Enfim, como se inquina uma relação de amor (eles ainda sentem amor um pelo outro) com muita areia que se deixa entrar na engrenagem e nunca se limpa. Eles são ambos íntimos mas, ao mesmo tempo, estranhos. Estão sempre desconfortáveis na sua comunicação, dado que ele não fala o alemão e ela fala pouco o francês. Encontram-se em inglês, Isso dá-nos a impressão da infinita distância que há entre as pessoas, mesmo duas pessoas que estão numa relação íntima de amor e de como tem que estar sempre a traduzir-se para o outro.

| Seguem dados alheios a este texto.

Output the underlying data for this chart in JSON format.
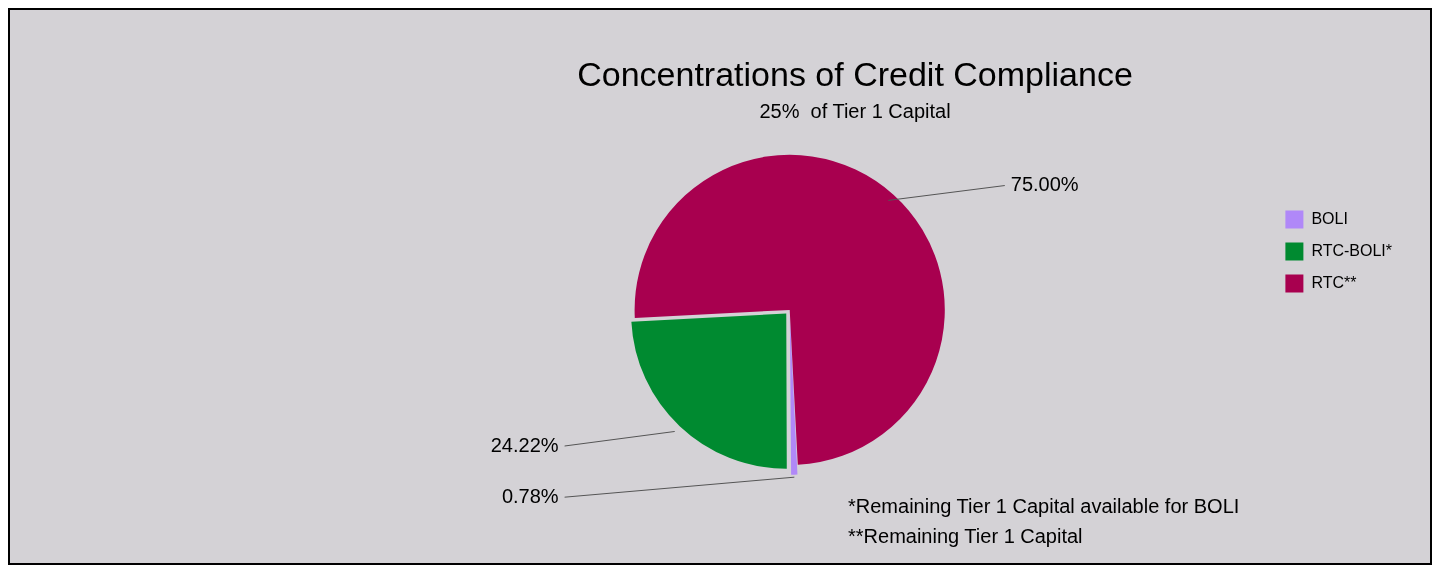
{
  "chart_data": {
    "type": "pie",
    "title": "Concentrations of Credit Compliance",
    "subtitle": "25%  of Tier 1 Capital",
    "categories": [
      "BOLI",
      "RTC-BOLI*",
      "RTC**"
    ],
    "values": [
      0.78,
      24.22,
      75
    ],
    "colors": [
      "#b088f8",
      "#008a30",
      "#a8004f"
    ],
    "value_labels": [
      "0.78%",
      "24.22%",
      "75.00%"
    ],
    "legend": "right",
    "annotations": [
      "*Remaining Tier 1 Capital available for BOLI",
      "**Remaining Tier 1 Capital"
    ]
  }
}
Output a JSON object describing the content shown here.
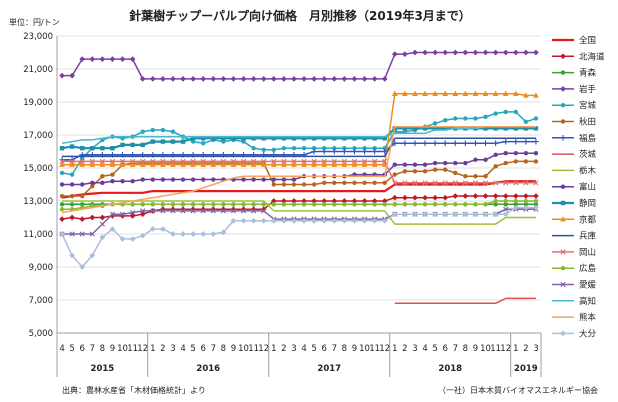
{
  "chart_data": {
    "type": "line",
    "title": "針葉樹チップーパルプ向け価格　月別推移（2019年3月まで）",
    "unit_label": "単位：円/トン",
    "source_note": "出典：農林水産省「木材価格統計」より",
    "credit": "（一社）日本木質バイオマスエネルギー協会",
    "ylim": [
      5000,
      23000
    ],
    "yticks": [
      "5,000",
      "7,000",
      "9,000",
      "11,000",
      "13,000",
      "15,000",
      "17,000",
      "19,000",
      "21,000",
      "23,000"
    ],
    "month_labels": [
      "4",
      "5",
      "6",
      "7",
      "8",
      "9",
      "10",
      "11",
      "12",
      "1",
      "2",
      "3",
      "4",
      "5",
      "6",
      "7",
      "8",
      "9",
      "10",
      "11",
      "12",
      "1",
      "2",
      "3",
      "4",
      "5",
      "6",
      "7",
      "8",
      "9",
      "10",
      "11",
      "12",
      "1",
      "2",
      "3",
      "4",
      "5",
      "6",
      "7",
      "8",
      "9",
      "10",
      "11",
      "12",
      "1",
      "2",
      "3"
    ],
    "years": [
      {
        "label": "2015",
        "start": 0,
        "end": 9
      },
      {
        "label": "2016",
        "start": 9,
        "end": 21
      },
      {
        "label": "2017",
        "start": 21,
        "end": 33
      },
      {
        "label": "2018",
        "start": 33,
        "end": 45
      },
      {
        "label": "2019",
        "start": 45,
        "end": 48
      }
    ],
    "series": [
      {
        "name": "全国",
        "color": "#e31a1c",
        "marker": "none",
        "width": 2.2,
        "values": [
          13200,
          13300,
          13400,
          13450,
          13500,
          13500,
          13500,
          13500,
          13500,
          13600,
          13600,
          13600,
          13600,
          13600,
          13600,
          13600,
          13600,
          13600,
          13600,
          13600,
          13600,
          13600,
          13600,
          13600,
          13600,
          13600,
          13600,
          13600,
          13600,
          13600,
          13600,
          13600,
          13600,
          14000,
          14000,
          14000,
          14000,
          14000,
          14000,
          14000,
          14000,
          14000,
          14000,
          14100,
          14200,
          14200,
          14200,
          14200
        ]
      },
      {
        "name": "北海道",
        "color": "#c0182a",
        "marker": "diamond",
        "width": 1.5,
        "values": [
          11900,
          12000,
          11900,
          12000,
          12000,
          12100,
          12100,
          12100,
          12200,
          12400,
          12500,
          12500,
          12500,
          12500,
          12500,
          12500,
          12500,
          12500,
          12500,
          12500,
          12500,
          13000,
          13000,
          13000,
          13000,
          13000,
          13000,
          13000,
          13000,
          13000,
          13000,
          13000,
          13000,
          13200,
          13200,
          13200,
          13200,
          13200,
          13200,
          13300,
          13300,
          13300,
          13300,
          13300,
          13300,
          13300,
          13300,
          13300
        ]
      },
      {
        "name": "青森",
        "color": "#3a9e3a",
        "marker": "circle",
        "width": 1.5,
        "values": [
          12800,
          12800,
          12800,
          12800,
          12800,
          12800,
          12800,
          12800,
          12800,
          12800,
          12800,
          12800,
          12800,
          12800,
          12800,
          12800,
          12800,
          12800,
          12800,
          12800,
          12800,
          12800,
          12800,
          12800,
          12800,
          12800,
          12800,
          12800,
          12800,
          12800,
          12800,
          12800,
          12800,
          12800,
          12800,
          12800,
          12800,
          12800,
          12800,
          12800,
          12800,
          12800,
          12800,
          12800,
          12800,
          12800,
          12800,
          12800
        ]
      },
      {
        "name": "岩手",
        "color": "#7b3fa0",
        "marker": "diamond",
        "width": 1.5,
        "values": [
          20600,
          20600,
          21600,
          21600,
          21600,
          21600,
          21600,
          21600,
          20400,
          20400,
          20400,
          20400,
          20400,
          20400,
          20400,
          20400,
          20400,
          20400,
          20400,
          20400,
          20400,
          20400,
          20400,
          20400,
          20400,
          20400,
          20400,
          20400,
          20400,
          20400,
          20400,
          20400,
          20400,
          21900,
          21900,
          22000,
          22000,
          22000,
          22000,
          22000,
          22000,
          22000,
          22000,
          22000,
          22000,
          22000,
          22000,
          22000
        ]
      },
      {
        "name": "宮城",
        "color": "#27a6bd",
        "marker": "circle",
        "width": 1.5,
        "values": [
          14700,
          14600,
          15600,
          16200,
          16700,
          16900,
          16800,
          16900,
          17200,
          17300,
          17300,
          17200,
          16900,
          16600,
          16500,
          16700,
          16600,
          16700,
          16600,
          16200,
          16100,
          16100,
          16200,
          16200,
          16200,
          16200,
          16200,
          16200,
          16200,
          16200,
          16200,
          16200,
          16200,
          17200,
          17200,
          17300,
          17500,
          17700,
          17900,
          18000,
          18000,
          18000,
          18100,
          18300,
          18400,
          18400,
          17800,
          18000
        ]
      },
      {
        "name": "秋田",
        "color": "#b5651d",
        "marker": "circle",
        "width": 1.5,
        "values": [
          13300,
          13300,
          13300,
          13900,
          14500,
          14600,
          15200,
          15300,
          15300,
          15300,
          15300,
          15300,
          15300,
          15300,
          15300,
          15300,
          15300,
          15300,
          15300,
          15300,
          15300,
          14000,
          14000,
          14000,
          14000,
          14000,
          14100,
          14100,
          14100,
          14100,
          14100,
          14100,
          14100,
          14600,
          14800,
          14800,
          14800,
          14900,
          14900,
          14700,
          14500,
          14500,
          14500,
          15100,
          15300,
          15400,
          15400,
          15400
        ]
      },
      {
        "name": "福島",
        "color": "#3355bb",
        "marker": "plus",
        "width": 1.5,
        "values": [
          15500,
          15500,
          15800,
          15800,
          15800,
          15800,
          15800,
          15800,
          15800,
          15800,
          15800,
          15800,
          15800,
          15800,
          15800,
          15800,
          15800,
          15800,
          15800,
          15800,
          15800,
          15800,
          15800,
          15800,
          15800,
          16000,
          16000,
          16000,
          16000,
          16000,
          16000,
          16000,
          16000,
          16500,
          16500,
          16500,
          16500,
          16500,
          16500,
          16500,
          16500,
          16500,
          16500,
          16500,
          16600,
          16600,
          16600,
          16600
        ]
      },
      {
        "name": "茨城",
        "color": "#d9534f",
        "marker": "none",
        "width": 1.5,
        "values": [
          null,
          null,
          null,
          null,
          null,
          null,
          null,
          null,
          null,
          null,
          null,
          null,
          null,
          null,
          null,
          null,
          null,
          null,
          null,
          null,
          null,
          null,
          null,
          null,
          null,
          null,
          null,
          null,
          null,
          null,
          null,
          null,
          null,
          6800,
          6800,
          6800,
          6800,
          6800,
          6800,
          6800,
          6800,
          6800,
          6800,
          6800,
          7100,
          7100,
          7100,
          7100
        ]
      },
      {
        "name": "栃木",
        "color": "#9cc13c",
        "marker": "none",
        "width": 1.5,
        "values": [
          13000,
          13000,
          13000,
          13000,
          13000,
          13000,
          13000,
          13000,
          13000,
          13000,
          13000,
          13000,
          13000,
          13000,
          13000,
          13000,
          13000,
          13000,
          13000,
          13000,
          13000,
          12400,
          12400,
          12400,
          12400,
          12400,
          12400,
          12400,
          12400,
          12400,
          12400,
          12400,
          12400,
          11600,
          11600,
          11600,
          11600,
          11600,
          11600,
          11600,
          11600,
          11600,
          11600,
          11600,
          12000,
          12000,
          12000,
          12000
        ]
      },
      {
        "name": "富山",
        "color": "#6a3d9a",
        "marker": "circle",
        "width": 1.5,
        "values": [
          14000,
          14000,
          14000,
          14100,
          14100,
          14200,
          14200,
          14200,
          14300,
          14300,
          14300,
          14300,
          14300,
          14300,
          14300,
          14300,
          14300,
          14300,
          14300,
          14300,
          14300,
          14300,
          14300,
          14300,
          14500,
          14500,
          14500,
          14500,
          14500,
          14600,
          14600,
          14600,
          14600,
          15200,
          15200,
          15200,
          15200,
          15300,
          15300,
          15300,
          15300,
          15500,
          15500,
          15800,
          15900,
          15900,
          15900,
          15900
        ]
      },
      {
        "name": "静岡",
        "color": "#1f8fa6",
        "marker": "square",
        "width": 2.2,
        "values": [
          16200,
          16300,
          16200,
          16200,
          16200,
          16200,
          16400,
          16400,
          16400,
          16600,
          16600,
          16600,
          16600,
          16800,
          16800,
          16800,
          16800,
          16800,
          16800,
          16800,
          16800,
          16800,
          16800,
          16800,
          16800,
          16800,
          16800,
          16800,
          16800,
          16800,
          16800,
          16800,
          16800,
          17400,
          17400,
          17400,
          17400,
          17400,
          17400,
          17400,
          17400,
          17400,
          17400,
          17400,
          17400,
          17400,
          17400,
          17400
        ]
      },
      {
        "name": "京都",
        "color": "#f08c1e",
        "marker": "triangle",
        "width": 1.5,
        "values": [
          15200,
          15200,
          15200,
          15200,
          15200,
          15200,
          15200,
          15200,
          15200,
          15200,
          15200,
          15200,
          15200,
          15200,
          15200,
          15200,
          15200,
          15200,
          15200,
          15200,
          15200,
          15200,
          15200,
          15200,
          15200,
          15200,
          15200,
          15200,
          15200,
          15200,
          15200,
          15200,
          15200,
          19500,
          19500,
          19500,
          19500,
          19500,
          19500,
          19500,
          19500,
          19500,
          19500,
          19500,
          19500,
          19500,
          19400,
          19400
        ]
      },
      {
        "name": "兵庫",
        "color": "#2f4f9f",
        "marker": "none",
        "width": 1.5,
        "values": [
          15700,
          15700,
          15700,
          15700,
          15700,
          15700,
          15700,
          15700,
          15700,
          15700,
          15700,
          15700,
          15700,
          15700,
          15700,
          15700,
          15700,
          15700,
          15700,
          15700,
          15700,
          15700,
          15700,
          15700,
          15700,
          15700,
          15700,
          15700,
          15700,
          15700,
          15700,
          15700,
          15700,
          16800,
          16800,
          16800,
          16800,
          16800,
          16800,
          16800,
          16800,
          16800,
          16800,
          16800,
          16800,
          16800,
          16800,
          16800
        ]
      },
      {
        "name": "岡山",
        "color": "#e07070",
        "marker": "cross",
        "width": 1.5,
        "values": [
          15400,
          15400,
          15400,
          15400,
          15400,
          15400,
          15400,
          15400,
          15400,
          15400,
          15400,
          15400,
          15400,
          15400,
          15400,
          15400,
          15400,
          15400,
          15400,
          15400,
          15400,
          15400,
          15400,
          15400,
          15400,
          15400,
          15400,
          15400,
          15400,
          15400,
          15400,
          15400,
          15400,
          14100,
          14100,
          14100,
          14100,
          14100,
          14100,
          14100,
          14100,
          14100,
          14100,
          14100,
          14100,
          14100,
          14100,
          14100
        ]
      },
      {
        "name": "広島",
        "color": "#8ab833",
        "marker": "circle",
        "width": 1.5,
        "values": [
          12500,
          12500,
          12600,
          12700,
          12700,
          12800,
          12800,
          12800,
          12800,
          12800,
          12800,
          12800,
          12800,
          12800,
          12800,
          12800,
          12800,
          12800,
          12800,
          12800,
          12800,
          12800,
          12800,
          12800,
          12800,
          12800,
          12800,
          12800,
          12800,
          12800,
          12800,
          12800,
          12800,
          12800,
          12800,
          12800,
          12800,
          12800,
          12800,
          12800,
          12800,
          12800,
          12800,
          13000,
          13000,
          13000,
          13000,
          13000
        ]
      },
      {
        "name": "愛媛",
        "color": "#8064a2",
        "marker": "cross",
        "width": 1.5,
        "values": [
          11000,
          11000,
          11000,
          11000,
          11600,
          12200,
          12200,
          12300,
          12400,
          12400,
          12400,
          12400,
          12400,
          12400,
          12400,
          12400,
          12400,
          12400,
          12400,
          12400,
          12400,
          11900,
          11900,
          11900,
          11900,
          11900,
          11900,
          11900,
          11900,
          11900,
          11900,
          11900,
          11900,
          12200,
          12200,
          12200,
          12200,
          12200,
          12200,
          12200,
          12200,
          12200,
          12200,
          12200,
          12500,
          12500,
          12500,
          12500
        ]
      },
      {
        "name": "高知",
        "color": "#4ab8d4",
        "marker": "none",
        "width": 1.5,
        "values": [
          16500,
          16600,
          16700,
          16700,
          16800,
          16900,
          16900,
          16900,
          16900,
          16900,
          16900,
          16900,
          16900,
          16900,
          16900,
          16900,
          16900,
          16900,
          16900,
          16900,
          16900,
          16900,
          16900,
          16900,
          16900,
          16900,
          16900,
          16900,
          16900,
          16900,
          16900,
          16900,
          16900,
          17100,
          17100,
          17100,
          17100,
          17300,
          17300,
          17400,
          17400,
          17400,
          17500,
          17500,
          17500,
          17500,
          17500,
          17500
        ]
      },
      {
        "name": "熊本",
        "color": "#f4a460",
        "marker": "none",
        "width": 1.5,
        "values": [
          12300,
          12400,
          12500,
          12600,
          12700,
          12800,
          12900,
          13000,
          13100,
          13200,
          13300,
          13400,
          13500,
          13600,
          13800,
          14000,
          14200,
          14400,
          14500,
          14500,
          14500,
          14500,
          14500,
          14500,
          14500,
          14500,
          14500,
          14500,
          14500,
          14500,
          14500,
          14500,
          14500,
          17500,
          17500,
          17500,
          17500,
          17500,
          17500,
          17500,
          17500,
          17500,
          17500,
          17500,
          17500,
          17500,
          17500,
          17500
        ]
      },
      {
        "name": "大分",
        "color": "#a9bfdc",
        "marker": "diamond",
        "width": 1.5,
        "values": [
          11000,
          9700,
          9000,
          9700,
          10800,
          11300,
          10700,
          10700,
          10900,
          11300,
          11300,
          11000,
          11000,
          11000,
          11000,
          11000,
          11100,
          11800,
          11800,
          11800,
          11800,
          11800,
          11800,
          11800,
          11800,
          11800,
          11800,
          11800,
          11800,
          11800,
          11800,
          11800,
          11800,
          12200,
          12200,
          12200,
          12200,
          12200,
          12200,
          12200,
          12200,
          12200,
          12200,
          12200,
          12200,
          12600,
          12600,
          12600
        ]
      }
    ]
  }
}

As cenas no tribunal reforçam essa ideia de que o que se sabe de fora, no que respeita a um casamento, mesmo quando toda a vida é exposta, é uma pequena fresta da realidade que não diz nada de verdade das pessoas e das situações. Como tirar uma frase de um livro que não se leu e pensar que se percebeu a verdade da obra a partir daquela pequena fatia.

A interpretação dela é excelente. Muito contida, sem emocionalismos, com uma grande ansiedade que vai crescendo mas sem nunca descair para uma simplificação do que era complexo. Mantém a lealdade ao marido e tenta preservar a sua memória para o filho. O filho é um rapaz memorável e de uma grande inteligência: sendo cego, vê muito mais do que parece. Muito bom no filme, capaz de uma grande tensão emocional e de passar do registo de criança assustada pela morte do pai a pré-adulto a decidir a sua posição (curiosidade: o actor é filho de uma portuguesa emigrada de Famalicão). O marido nunca se vê, a não ser numa cena em retrospectiva em que assistimos a uma discussão entre eles que acaba em grande violência verbal (como acontece entre casais que acumulam tensões sem as resolver) e não só. Belíssimos diálogos. Um filme que nos deixa a pensar.

O filme é muito grande com duas horas e meia, mas essa demora parece necessária para entrarmos gradualmente em todos os interstícios psicológicos da relação deles.

Não vou contar o que se passa e a conclusão a que chegam, mas posso dizer que o filme não é uma americanada e isso, só por si, já diz muito.